There, with that out of the way, let me explain myself.

I was looking at a post about scene carving image retargeting which thoughtfully includes a link to his python implementation of scene carving all nicely packaged into git.

So I grabbed it, used emacs to import it into a new file, and started converting it to Ruby, since that's the language which is hitting my happy button right now (Haskell is for when I want to hurt myself). (NB said conversion I plan to post here, or at least, link to SVN for it.)

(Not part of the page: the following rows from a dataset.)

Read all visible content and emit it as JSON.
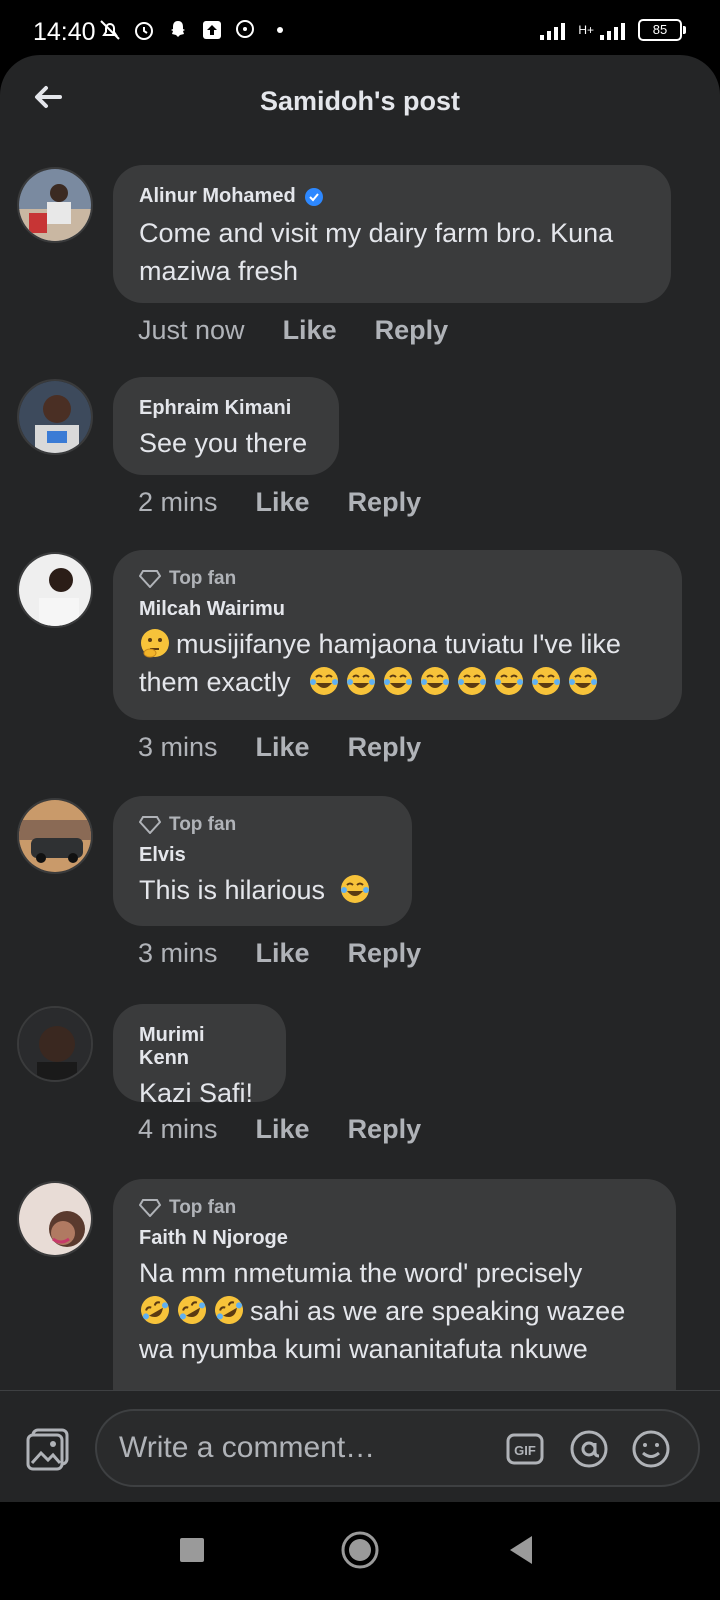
{
  "status_bar": {
    "time": "14:40",
    "network": "H+",
    "battery": "85"
  },
  "header": {
    "title": "Samidoh's post"
  },
  "comments": [
    {
      "author": "Alinur Mohamed",
      "verified": true,
      "top_fan": false,
      "text": "Come and visit my dairy farm bro. Kuna maziwa fresh",
      "time": "Just now",
      "like": "Like",
      "reply": "Reply"
    },
    {
      "author": "Ephraim Kimani",
      "top_fan": false,
      "text": "See you there",
      "time": "2 mins",
      "like": "Like",
      "reply": "Reply"
    },
    {
      "author": "Milcah Wairimu",
      "top_fan": true,
      "top_fan_label": "Top fan",
      "text_line1": "musijifanye hamjaona tuviatu I've like",
      "text_line2": "them exactly",
      "time": "3 mins",
      "like": "Like",
      "reply": "Reply"
    },
    {
      "author": "Elvis",
      "top_fan": true,
      "top_fan_label": "Top fan",
      "text": "This is hilarious",
      "time": "3 mins",
      "like": "Like",
      "reply": "Reply"
    },
    {
      "author": "Murimi Kenn",
      "top_fan": false,
      "text": "Kazi Safi!",
      "time": "4 mins",
      "like": "Like",
      "reply": "Reply"
    },
    {
      "author": "Faith N Njoroge",
      "top_fan": true,
      "top_fan_label": "Top fan",
      "text_line1": "Na mm nmetumia the word' precisely",
      "text_line2": "sahi as we are speaking wazee",
      "text_line3": "wa nyumba kumi wananitafuta nkuwe"
    }
  ],
  "composer": {
    "placeholder": "Write a comment…",
    "gif": "GIF"
  },
  "colors": {
    "background": "#242526",
    "bubble": "#3a3b3c",
    "text": "#e4e6eb",
    "muted": "#b0b3b8",
    "verified": "#2d88ff"
  },
  "icons": [
    "back-arrow-icon",
    "verified-badge-icon",
    "diamond-icon",
    "photo-icon",
    "gif-icon",
    "at-icon",
    "emoji-icon",
    "recent-apps-icon",
    "home-icon",
    "back-nav-icon"
  ]
}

Take a look at an excerpt:


class CostMatrix(ndarray):
def calculate(self, energy_map):
if not energy_map.shape == self.shape:
raise Exception, "Wrong shape"
(h, w) = self.shape
self[0] = energy_map[0].copy()
self[0] = self[0]
for y in range(1, h):
for x in range(0, w):
bestcost = inf
bestx = x
for dx in range(x - 1, x + 2):
if dx >= 0 and dx < w:
if self[y - 1, dx] < bestcost:
bestcost = self[y - 1, dx]
bestx = dx
self[y, x] = self[y - 1, bestx] + energy_map[y, x]
self._calculated = True

def _get_max_index(self, row, startcol = 0):
maxx = startcol
maxval = self[row, maxx]

for x in range(0, len(self[row])):
if self[row, x] > maxval:
maxx = x
maxval = self[row, x]

return maxx

def find_shortest_path(self):
(h, w) = self.shape

x = self._get_max_index(-1)
path = [x]
for y in range(h - 2, -1, -1):
bestcost = inf
for dx in range(x - 1, x + 2):
if dx >= 0 and dx < w:
if self[y, dx] < bestcost:
bestcost = self[y, dx]
x = dx
path.append(x)

path.reverse()
return path


def get_image(self):
scaling = 0.03
(h, w) = self.shape
im = Image.new("L", (w, h))
im.putdata(self.flatten() * scaling)
return im


Now, if you're a python person, that should be fine. But what if you're a ruby person? That looks like ruby, where someone added in a lot of colons, and didn't remember their end tags. Oh, and someone's using paretheses oddly.

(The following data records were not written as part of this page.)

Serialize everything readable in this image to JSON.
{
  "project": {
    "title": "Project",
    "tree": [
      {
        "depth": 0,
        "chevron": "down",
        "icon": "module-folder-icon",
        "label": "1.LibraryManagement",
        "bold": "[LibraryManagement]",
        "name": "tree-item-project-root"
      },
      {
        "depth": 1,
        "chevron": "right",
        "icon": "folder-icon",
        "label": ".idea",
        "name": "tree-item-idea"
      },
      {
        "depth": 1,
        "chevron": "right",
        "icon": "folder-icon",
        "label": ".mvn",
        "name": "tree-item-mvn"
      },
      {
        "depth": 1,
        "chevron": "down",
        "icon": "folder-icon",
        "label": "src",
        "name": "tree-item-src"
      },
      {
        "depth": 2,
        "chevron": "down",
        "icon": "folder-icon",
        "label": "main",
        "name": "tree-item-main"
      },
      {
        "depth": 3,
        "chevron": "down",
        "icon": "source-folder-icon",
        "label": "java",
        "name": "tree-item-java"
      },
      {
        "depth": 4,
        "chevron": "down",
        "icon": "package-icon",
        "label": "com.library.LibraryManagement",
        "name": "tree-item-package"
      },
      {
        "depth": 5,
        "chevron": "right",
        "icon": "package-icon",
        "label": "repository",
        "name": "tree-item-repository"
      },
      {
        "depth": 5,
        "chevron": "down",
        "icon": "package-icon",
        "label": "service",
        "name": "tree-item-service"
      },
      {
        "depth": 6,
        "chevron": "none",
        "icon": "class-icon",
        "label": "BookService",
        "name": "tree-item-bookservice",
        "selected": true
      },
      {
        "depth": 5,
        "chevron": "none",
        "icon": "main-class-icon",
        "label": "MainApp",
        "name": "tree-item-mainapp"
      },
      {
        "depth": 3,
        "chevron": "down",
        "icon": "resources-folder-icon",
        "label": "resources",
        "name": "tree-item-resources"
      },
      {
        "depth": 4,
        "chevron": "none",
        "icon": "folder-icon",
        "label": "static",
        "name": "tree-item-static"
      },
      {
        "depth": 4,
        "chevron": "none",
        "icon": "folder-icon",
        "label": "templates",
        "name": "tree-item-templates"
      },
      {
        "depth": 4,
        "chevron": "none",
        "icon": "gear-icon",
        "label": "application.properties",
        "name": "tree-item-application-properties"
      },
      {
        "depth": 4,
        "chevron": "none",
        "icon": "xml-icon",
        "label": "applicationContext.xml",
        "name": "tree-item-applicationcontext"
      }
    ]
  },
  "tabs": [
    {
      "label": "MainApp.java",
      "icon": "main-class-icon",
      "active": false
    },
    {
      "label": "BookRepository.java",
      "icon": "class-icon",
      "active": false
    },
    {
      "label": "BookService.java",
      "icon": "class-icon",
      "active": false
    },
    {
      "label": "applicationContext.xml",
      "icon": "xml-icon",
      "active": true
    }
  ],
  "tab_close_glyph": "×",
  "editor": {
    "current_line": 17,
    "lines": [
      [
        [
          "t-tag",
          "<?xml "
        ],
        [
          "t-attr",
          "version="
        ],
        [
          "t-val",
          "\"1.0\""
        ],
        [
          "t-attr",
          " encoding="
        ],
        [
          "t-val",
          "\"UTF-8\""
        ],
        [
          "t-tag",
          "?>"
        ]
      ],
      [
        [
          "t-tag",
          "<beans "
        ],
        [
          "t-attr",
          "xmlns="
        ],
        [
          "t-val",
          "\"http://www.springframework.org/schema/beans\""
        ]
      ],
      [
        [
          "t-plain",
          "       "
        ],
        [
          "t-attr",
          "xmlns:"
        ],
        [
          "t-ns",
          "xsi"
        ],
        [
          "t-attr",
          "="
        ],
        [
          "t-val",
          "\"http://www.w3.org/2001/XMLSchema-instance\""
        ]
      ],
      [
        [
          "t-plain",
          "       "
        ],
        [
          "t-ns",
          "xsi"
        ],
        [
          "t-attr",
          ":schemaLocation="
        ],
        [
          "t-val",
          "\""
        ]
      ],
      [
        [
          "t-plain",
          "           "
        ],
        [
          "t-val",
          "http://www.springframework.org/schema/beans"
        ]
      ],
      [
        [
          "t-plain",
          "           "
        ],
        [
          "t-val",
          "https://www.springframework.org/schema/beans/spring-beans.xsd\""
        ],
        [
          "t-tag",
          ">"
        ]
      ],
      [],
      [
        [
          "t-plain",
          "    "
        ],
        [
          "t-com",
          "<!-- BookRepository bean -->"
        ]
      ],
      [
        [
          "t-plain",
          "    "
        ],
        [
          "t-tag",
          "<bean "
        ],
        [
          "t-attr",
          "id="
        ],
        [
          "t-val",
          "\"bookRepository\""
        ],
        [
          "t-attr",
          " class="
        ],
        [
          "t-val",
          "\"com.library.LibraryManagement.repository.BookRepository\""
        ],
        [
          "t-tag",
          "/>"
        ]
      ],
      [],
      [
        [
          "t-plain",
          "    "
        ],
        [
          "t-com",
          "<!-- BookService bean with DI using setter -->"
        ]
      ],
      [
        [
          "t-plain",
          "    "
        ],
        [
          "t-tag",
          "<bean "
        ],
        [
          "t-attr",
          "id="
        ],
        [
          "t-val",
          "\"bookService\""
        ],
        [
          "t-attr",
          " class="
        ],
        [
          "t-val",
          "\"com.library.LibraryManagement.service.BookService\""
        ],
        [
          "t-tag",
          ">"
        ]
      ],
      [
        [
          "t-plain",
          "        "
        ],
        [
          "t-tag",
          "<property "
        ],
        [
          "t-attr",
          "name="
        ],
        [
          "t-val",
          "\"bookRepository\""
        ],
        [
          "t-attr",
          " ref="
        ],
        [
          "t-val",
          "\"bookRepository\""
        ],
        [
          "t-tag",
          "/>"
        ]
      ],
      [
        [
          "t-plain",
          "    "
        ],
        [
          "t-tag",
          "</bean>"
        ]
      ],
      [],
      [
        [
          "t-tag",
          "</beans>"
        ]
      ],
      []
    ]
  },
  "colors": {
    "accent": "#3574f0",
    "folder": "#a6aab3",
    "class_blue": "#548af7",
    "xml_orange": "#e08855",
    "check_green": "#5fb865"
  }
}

So, having converted those things, I'm confronted with a syntactically valid chunk of ruby code. It no longer throws parse errors.

This is pretty mindblowing, to me. Maybe it's something that's long since been obvious to the old hands...

Anyway, this makes me wonder why Python and Ruby aren't implemented on the same core compiler/interpreter. I know Microsoft is doing something akin to this with their Dynamic Language Runtime, but why aren't the Ruby people stealing like mad from the Python people, and vice versa?

That said, this, to me, is only the midway step between Python and Haskell. Ruby will probably take a week to do anything fun with it, so, much as I might like to throw up a free image resizing service, I'm thinking I'd rather do it in HAppS, where at least it will be fast.

Any thoughts? Am I an idiot for not seeing this already?

PS there's also another implementation of scene carving based resizing that I've been looking at.

8 comments:

Allen Short said...

Different semantics. Ruby has continuations. Python has generators. Different C APIs. Ruby uses setjmp()/longjmp() for exception handling. Python uses return codes to indicate presence or absence of an exception.

All the similarities (of which there are many) between Python and Ruby are conceptual; everything's just slightly different implementationally.

Justin George said...

Right, that's what I'm saying, given all the conceptual similarities, why aren't they moving towards a shared core implementation of the minimal set needed to do either, and then building libraries from there.

Are they too proud to work together? Or is there a larger hurdle I'm not seeing?

Given that Microsoft is doing it, I doubt the hurdle can be that high, unless it's merely a question of throwing cash at it.

Brandon Corfman said...

What would this rewrite accomplish? It would be a lot of hard work going over all the same ground that's been plowed before. And then when the Python folks were done, we could have, what ... Rails?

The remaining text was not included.